As lágrimas simplesmente transbordaram.
— Minha menina… você sofreu tanto…
Carlos a abraçou com força.
— A partir de agora, não vamos mais ver aquele homem. Fique ao lado do papai. Minha Aurora é tão maravilhosa… longe dele, você vai encontrar alguém muito melhor.
Ele enxugou as lágrimas dela com carinho.
Quando Aurora foi entrar no carro—
percebeu que havia outra pessoa no banco de trás.
Ela ficou surpresa.
Parou por um instante, sem saber se devia entrar.
— Aurora, deixa eu te apresentar — disse o pai. — Este é meu aluno, Gabriel Duarte.
Aurora entrou no carro, um pouco constrangida.
— Olá… eu sou Aurora Nogueira.
Gabriel sorriu de forma gentil e natural:
— Prazer. O professor sempre fala de você. Hoje vejo que você é ainda mais bonita do que nas fotos do celular dele.
Carlos, mesmo morando no exterior, sempre se preocupava com a filha.
A foto dela era o papel de parede do celular dele.
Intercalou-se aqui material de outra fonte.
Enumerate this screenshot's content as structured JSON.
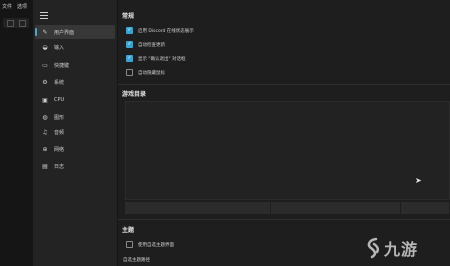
{
  "menubar": {
    "items": [
      "文件",
      "选项"
    ]
  },
  "nav": {
    "items": [
      {
        "label": "用户界面",
        "icon": "pen-icon",
        "glyph": "✎",
        "active": true
      },
      {
        "label": "输入",
        "icon": "gamepad-icon",
        "glyph": "◒",
        "active": false
      },
      {
        "label": "快捷键",
        "icon": "keyboard-icon",
        "glyph": "▭",
        "active": false
      },
      {
        "label": "系统",
        "icon": "gear-icon",
        "glyph": "⚙",
        "active": false
      },
      {
        "label": "CPU",
        "icon": "cpu-icon",
        "glyph": "▣",
        "active": false
      },
      {
        "label": "图形",
        "icon": "palette-icon",
        "glyph": "◍",
        "active": false
      },
      {
        "label": "音频",
        "icon": "music-icon",
        "glyph": "♫",
        "active": false
      },
      {
        "label": "网络",
        "icon": "globe-icon",
        "glyph": "⊕",
        "active": false
      },
      {
        "label": "日志",
        "icon": "log-icon",
        "glyph": "▤",
        "active": false
      }
    ]
  },
  "general": {
    "title": "常规",
    "options": [
      {
        "label": "启用 Discord 在线状态展示",
        "checked": true
      },
      {
        "label": "自动检查更新",
        "checked": true
      },
      {
        "label": "显示 \"确认退出\" 对话框",
        "checked": true
      },
      {
        "label": "自动隐藏鼠标",
        "checked": false
      }
    ]
  },
  "game_dirs": {
    "title": "游戏目录"
  },
  "theme": {
    "title": "主题",
    "option": {
      "label": "使用自选主题界面",
      "checked": false
    },
    "path_label": "自选主题路径"
  },
  "watermark": {
    "text": "九游"
  },
  "colors": {
    "accent": "#36a6d9",
    "active_nav": "#373737"
  }
}
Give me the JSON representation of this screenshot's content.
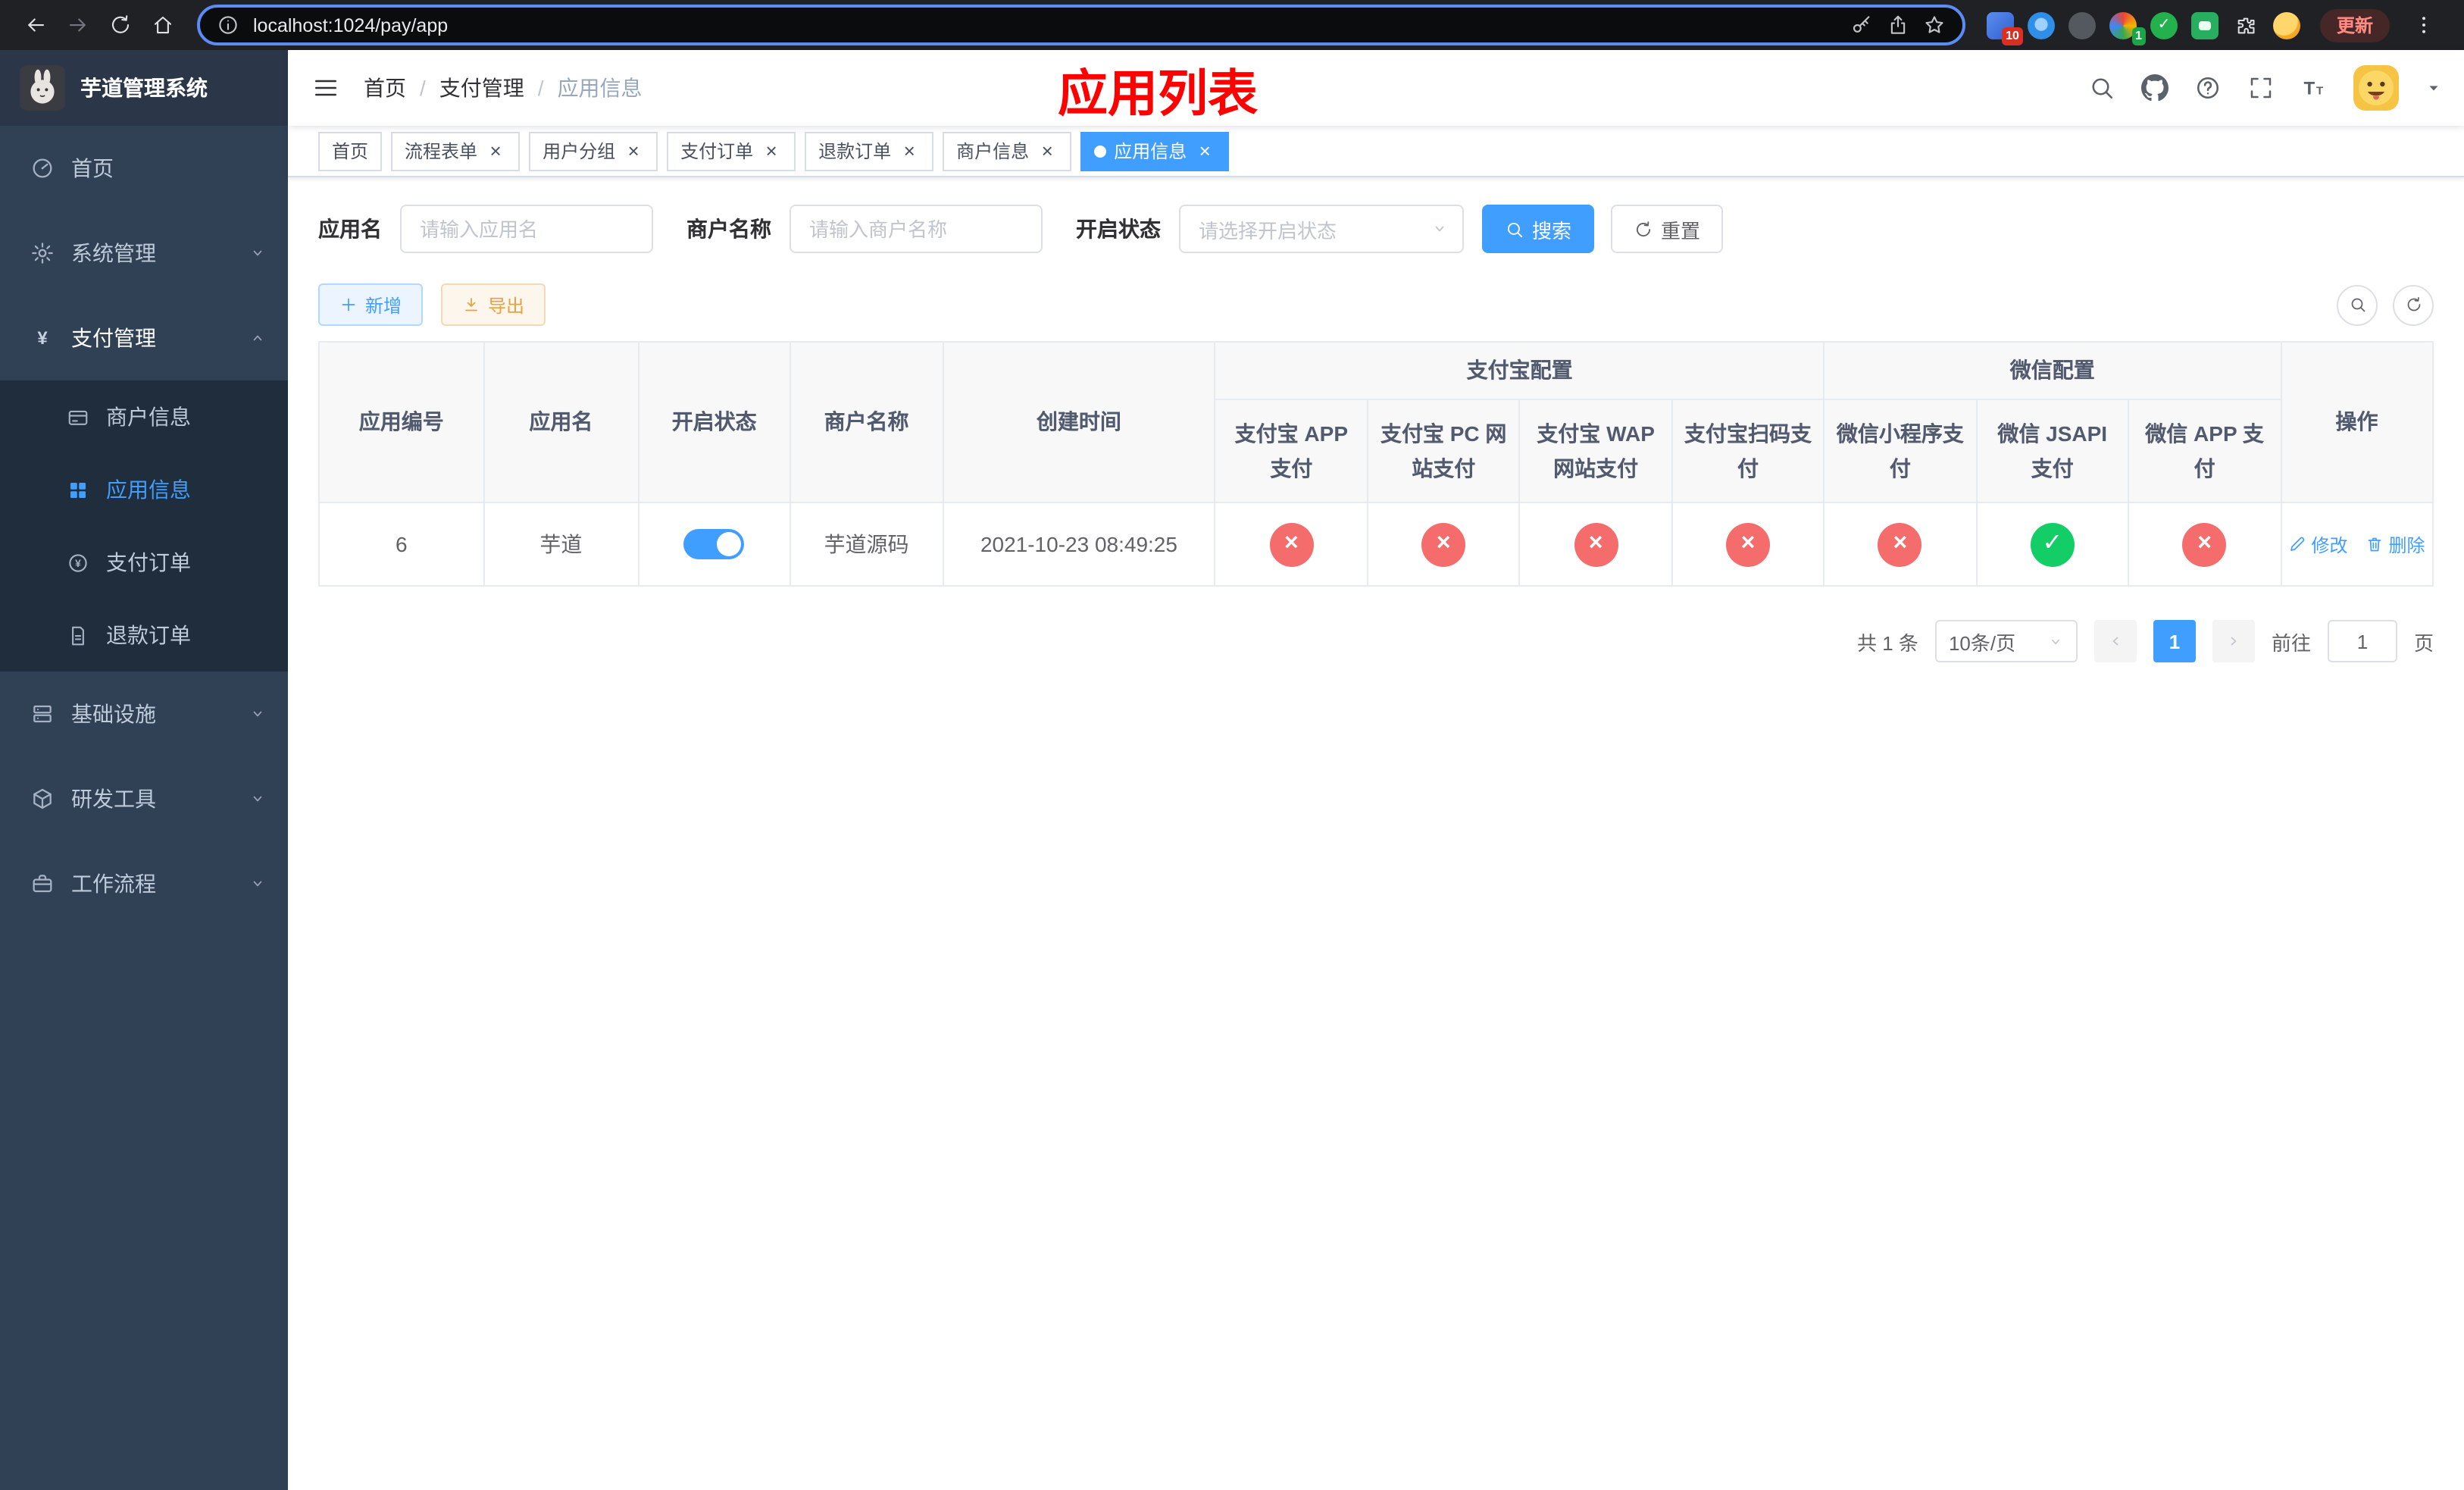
{
  "browser": {
    "url": "localhost:1024/pay/app",
    "update_label": "更新",
    "ext_badge_red": "10",
    "ext_badge_green": "1"
  },
  "sidebar": {
    "title": "芋道管理系统",
    "items": [
      {
        "label": "首页"
      },
      {
        "label": "系统管理"
      },
      {
        "label": "支付管理"
      },
      {
        "label": "基础设施"
      },
      {
        "label": "研发工具"
      },
      {
        "label": "工作流程"
      }
    ],
    "payment_children": [
      {
        "label": "商户信息"
      },
      {
        "label": "应用信息"
      },
      {
        "label": "支付订单"
      },
      {
        "label": "退款订单"
      }
    ]
  },
  "header": {
    "breadcrumb": [
      "首页",
      "支付管理",
      "应用信息"
    ],
    "separator": "/",
    "title": "应用列表"
  },
  "tabs": {
    "close_glyph": "×",
    "items": [
      {
        "label": "首页"
      },
      {
        "label": "流程表单"
      },
      {
        "label": "用户分组"
      },
      {
        "label": "支付订单"
      },
      {
        "label": "退款订单"
      },
      {
        "label": "商户信息"
      },
      {
        "label": "应用信息"
      }
    ]
  },
  "filters": {
    "app_name_label": "应用名",
    "app_name_placeholder": "请输入应用名",
    "merchant_label": "商户名称",
    "merchant_placeholder": "请输入商户名称",
    "status_label": "开启状态",
    "status_placeholder": "请选择开启状态",
    "search_label": "搜索",
    "reset_label": "重置"
  },
  "toolbar": {
    "add_label": "新增",
    "export_label": "导出"
  },
  "table": {
    "headers": {
      "app_id": "应用编号",
      "app_name": "应用名",
      "status": "开启状态",
      "merchant": "商户名称",
      "created": "创建时间",
      "alipay_group": "支付宝配置",
      "wechat_group": "微信配置",
      "ops": "操作",
      "sub": [
        "支付宝 APP 支付",
        "支付宝 PC 网站支付",
        "支付宝 WAP 网站支付",
        "支付宝扫码支付",
        "微信小程序支付",
        "微信 JSAPI 支付",
        "微信 APP 支付"
      ]
    },
    "rows": [
      {
        "app_id": "6",
        "app_name": "芋道",
        "status_on": true,
        "merchant": "芋道源码",
        "created": "2021-10-23 08:49:25",
        "statuses": [
          {
            "state": "fail",
            "glyph": "×"
          },
          {
            "state": "fail",
            "glyph": "×"
          },
          {
            "state": "fail",
            "glyph": "×"
          },
          {
            "state": "fail",
            "glyph": "×"
          },
          {
            "state": "fail",
            "glyph": "×"
          },
          {
            "state": "success",
            "glyph": "✓"
          },
          {
            "state": "fail",
            "glyph": "×"
          }
        ],
        "edit_label": "修改",
        "delete_label": "删除"
      }
    ]
  },
  "pagination": {
    "total": "共 1 条",
    "page_size": "10条/页",
    "current_page": "1",
    "goto_prefix": "前往",
    "goto_value": "1",
    "goto_suffix": "页"
  },
  "colors": {
    "accent": "#409eff",
    "danger": "#f56c6c",
    "success": "#13ce66",
    "warning": "#e6a23c",
    "title_red": "#ff0000",
    "sidebar_bg": "#304156",
    "submenu_bg": "#1f2d3d"
  }
}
Aurora ficou um pouco envergonhada.
— Obrigada… você também é bonito.
Gabriel não conseguiu evitar uma risada leve diante do elogio meio desajeitado dela.
Vendo que os dois estavam se dando bem, Carlos decidiu não interromper e se concentrou em dirigir.
Gabriel era alguém fácil de conversar.
De assuntos acadêmicos até memes da internet, ele conseguia acompanhar tudo o que Aurora dizia.
— Você não vai jantar lá em casa hoje? — perguntou Carlos.
Ele gostava muito desse aluno.
Sabia que estudar no exterior não era fácil, por isso frequentemente o convidava para comer em casa.
— Hoje não, professor. Ainda tenho algumas coisas do experimento para finalizar… preciso ir encontrar o professor Deville.
Depois de descer do carro, Gabriel se despediu educadamente dos dois e foi embora.
Carlos olhou pelo retrovisor para Aurora no banco de trás.
Hesitou por um momento antes de perguntar:
— O que você acha do Gabriel? Ele é dois anos mais novo que você, mas é maduro, educado…
Aurora respondeu com certa falta de energia:
— Pai… por enquanto, eu não quero entrar em outro relacionamento.
Ela realmente amava Ricardo.
Anos de convivência… não eram algo que se apagava tão facilmente.
Depois de sair de um relacionamento tão desgastante…
Aurora não queria se envolver com ninguém tão cedo.
Carlos entendia.
— Tudo bem… pelo menos façam amizade, conversem um pouco. Não se feche tanto. E agora… o que você pretende fazer?
Aurora estudava pintura a óleo.
Antes, planejava continuar se especializando.
Mas, depois de ficar com Ricardo, abandonou tudo.
Ricardo cuidava dela como se fosse algo precioso demais.
Ela praticamente não precisava fazer nada.
E, aos poucos… acabou colocando toda a sua vida em função dele.
Aurora sorriu com amargura.
Ainda não sabia se aquilo era amor… ou uma forma de prisão.
Ela olhou pela janela, observando a paisagem que passava rapidamente.
Depois de um longo silêncio, disse:
— Quero retomar minha carreira… e continuar meus estudos.
Carlos finalmente relaxou.
Ele sempre soube o quanto Aurora amava Ricardo.
Tinha medo de que, depois da separação, ela simplesmente se perdesse.
Mas agora…
vendo que ela tinha planos próprios—
ficou aliviado.
— Eu conheço alguns professores na universidade. Suas notas sempre foram ótimas. Posso te apresentar a eles quando for a hora.